Of course, Steve Rogers did eventually return, during the obviously named mini-series, Captain America: Reborn. It would take far too long to explain all the ins and outs of how he returned, but needless to say, he did. However, he actually allowed Bucky to continue on as Captain America while Steve became the new head of SHIELD, wearing an outfit awfully similar to his new outfit in The Winter Soldier film.
Of course, Steve eventually return to wielding the shield, complete with another rebooted series, again written by Brubaker and this time with artist Steve McNiven. The Winter Soldier is also still around, including his own solo series that was also written by Ed Brubaker. In retrospect, it’s surprising how long Marvel and Brubaker were able to keep Steve Rogers not only dead (three years), but then out of costume. It goes to show just how well-received Bucky was as Captain America. It was never a matter of if Steve would return to the shield, but when.
Given that actor Sebastian Stan – who plays the role of Bucky Barnes and The Winter Soldier – has signed on for a whopping NINE Marvel films, it’s very likely that at some point, he will carry the shield and wear the Captain America mantle. How and when that transpires, though, is anyone’s guess.
To be perfectly honest, the absolute best of the bunch is found during the first 50-some issues of Brubaker’s run, culminating in Reborn. It’s not that the rest is bad. Far from it. It’s just that after that wild, consistent ride, I find the rest of Brubaker’s run kind of fizzles out. The rest still hits more than it misses, but it doesn’t have that same gravitas that this 50-some issue run had. There was less mystery, as well, which was another big driving point behind the first 50 issues. It’s still incredibly impressive for one writer to work on one character for eight years. His love for the character and mythos shine through. Arguably, he made Captain America more interesting and relevant than he’s been in a long time.

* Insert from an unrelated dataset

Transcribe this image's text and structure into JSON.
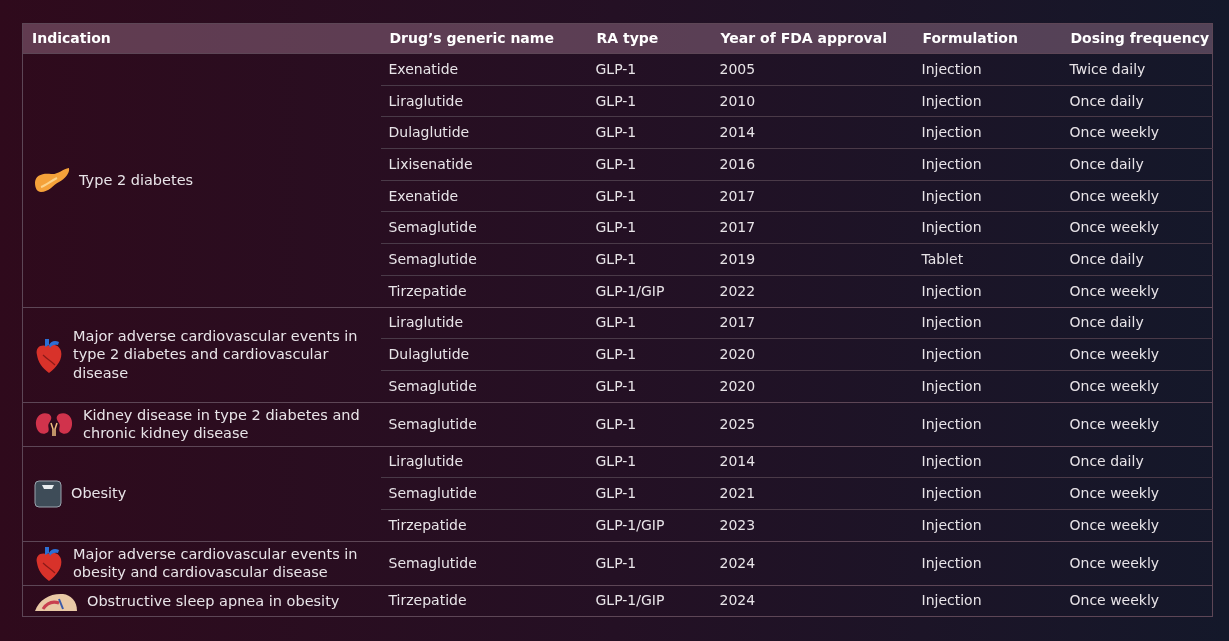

That said, Brubaker’s is one of my favourite writers, so I find any of his work to be fantastic. If you wind up picking up his run on Cap, I also highly recommend his creator owned books like Sleeper, Criminal, Incognito, Fatale, and most recently, Velvet. I should note that Velvet reunites Brubaker with his Captain America artist Steve Epting and the series has been strongly compared to their run. It’s got a lot of the same high octane action, espionage, and intrigue. You’re doing yourself a disservice by not reading it.
If I were to recommend a great series with a solid, satisfying conclusion, I would suggest reading those first 50 issues and Reborn. Throughout the run, it’s endless spy games and superhero espionage complete with insane villains, action, and flying cars out the wazoo.
If you’re interested, you can find a complete reading list of Ed Brubaker’s run with the character here. While they’re long out of print and likely impossible to find now, I love having the three huge Captain America omnibuses sitting on my shelf. However, Marvel has been good with keeping the softcovers of the rest in print, including a Winter Soldier omnibus that collects the first 12 issues of the series, as well as the massive Death of Captain America omnibus. I’m hoping someday in the future, Marvel will do a series of omnibuses like they have with the X-Men: Age of Apocalypse, Spider-Man’s Clone Saga, and both Brian Michael Bendis and Ed Brubaker’s runs on Daredevil.